Figure 3. MEDI4212 does not trigger receptor-bound IgE. Cross-linking of FcϵRI-bound IgE by MEDI4212, in comparison with a commercially available polyclonal anti-IgE, was measured by (A) calcium signaling in RBL-ER51 cells (B) human whole blood histamine release assay. (C) Binding to the IgE-loaded CD23 on RPMI-8866 cells was determined for test antibodies in comparison to a commercially available positive control anti-IgE. Data points represent mean ± SEM of combined data from 4–13 experiments (A and B) or average of duplicate determinations from a representative experiment (C).

Figure 4. Structural definition of MEDI4212-IgE interaction. (A) Overview of the MEDI4212 Fab and IgE Cϵ3-Cϵ4 complex. The two identical IgE chains are colored dark red and salmon and the MEDI4212 fab domains blue, with the heavy chain dark blue and the light chain light blue. (B) A surface representation of MEDI4212 Fab illustrating the large fraction of framework residues in the paratope for IgE. MEDI4212 colored as previously, CDR- not engaged in IgE binding light pink, CDR engaged in binding magenta and framework/Vernier residues engaged in IgE binding in dark blue. (C) Framework residues in MEDI4212 (blue) involved in binding IgE (light red). Arg77 (right panel) forms a salt bridge directly with Glu472 in IgE. Ser75 (left panel) is involved in a stabilizing H-bonding network at the interface to IgE, positioning Asp72 in position to form a salt bridge with Arg342 of IgE. (D) Mode of action of MEDI4212 with respect to FcϵRI binding. Overlay of the MEDI4212:IgE complex with the structure of FcϵRI:IgE shows a direct overlap of the binding site of MEDI4212 and FcϵRI. In addition a large volume, illustrated in orange, describes the steric clash between the two molecules trying to bind simultaneously. (E) Mode of action of MEDI4212 with respect to CD23. Overlay of the CD23:IgE complex structure with the MEDI4212:IgE structure shows how the open conformation which IgE adopts in complex with MEDI4212 is incompatible with CD23 binding. The clash volume between CD23 and IgE is illustrated as an orange surface. For clarity, MEDI4212 and IgE of the CD23:IgE complex have been omitted in the picture.

Figure 5. IgE suppression in humans. (A) Suppression of free-IgE in ex vivo human sera from 7 donors with baseline IgE levels 25–1339 IU/mL. Data from each donor at each antibody concentration are plotted as separate data points. (B) Mechanistic PK/PD model. Simulated serum free IgE or specific IgE per basophil profiles following administrations of MEDI4212 and omalizumab in (C) typical asthma patient; (D) High IgE / bodyweight; (E) Low total IgE with high IgE specificity.

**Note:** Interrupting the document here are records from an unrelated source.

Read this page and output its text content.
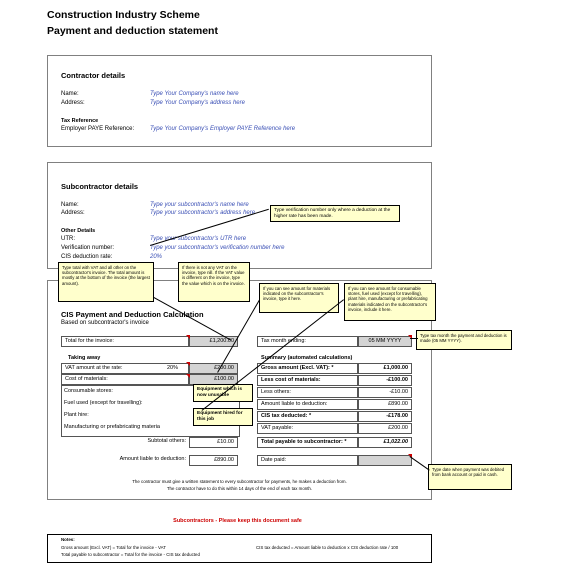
Construction Industry Scheme
Payment and deduction statement
Contractor details
Name:	Type Your Company's name here
Address:	Type Your Company's address here
Tax Reference
Employer PAYE Reference:	Type Your Company's Employer PAYE Reference here
Subcontractor details
Name:	Type your subcontractor's name here
Address:	Type your subcontractor's address here
Other Details
UTR:	Type your subcontractor's UTR here
Verification number:	Type your subcontractor's verification number here
CIS deduction rate:	20%
CIS Payment and Deduction Calculation
Based on subcontractor's invoice
Total for the invoice:	£1,200.00	Tax month ending:	05 MM YYYY
Taking away	Summary (automated calculations)
VAT amount at the rate:	20%	£200.00
Cost of materials:	£100.00
Consumable stores:
Fuel used (except for travelling):
Plant hire:
Manufacturing or prefabricating materia
Subtotal others:	£10.00
Amount liable to deduction:	£890.00
Gross amount (Excl. VAT): *	£1,000.00
Less cost of materials:	-£100.00
Less others:	-£10.00
Amount liable to deduction:	£890.00
CIS tax deducted: *	-£178.00
VAT payable:	£200.00
Total payable to subcontractor: *	£1,022.00
Date paid:
The contractor must give a written statement to every subcontractor for payments, he makes a deduction from.
The contractor have to do this within 14 days of the end of each tax month.
Subcontractors - Please keep this document safe
Notes:
Gross amount (Excl. VAT) = Total for the invoice - VAT
Total payable to subcontractor = Total for the invoice - CIS tax deducted
CIS tax deducted = Amount liable to deduction x CIS deduction rate / 100
Type verification number only where a deduction at the higher rate has been made.
Type total with VAT and all other on the subcontractor's invoice. The total amount is mostly at the bottom of the invoice (the largest amount).
If there is not any VAT on the invoice, type nill. If the VAT value is different on the invoice, type the value which is on the invoice.
If you can see amount for materials indicated on the subcontractor's invoice, type it here.
If you can see amount for consumable stores, fuel used (except for travelling), plant hire, manufacturing or prefabricating materials indicated on the subcontractor's invoice, include it here.
Type tax month the payment and deduction is made (05 MM YYYY).
Type date when payment was debited from bank account or paid in cash.
Equipment which is now unusable
Equipment hired for this job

Figure 6. Allergen-specific IgE analysis in severe atopic asthma patients. Total vs. allergen-specific IgE levels in severe atopic asthma. Atopic was defined as least one specific allergen result ≥ 0.35 kU/L from ALT. ALTERNATA, CAT DANDER, COCKROACH, D. FARINAE, D. PTERONYSSINUS, DOG DANDER and additional panel of allergens dependent on country (Table S1).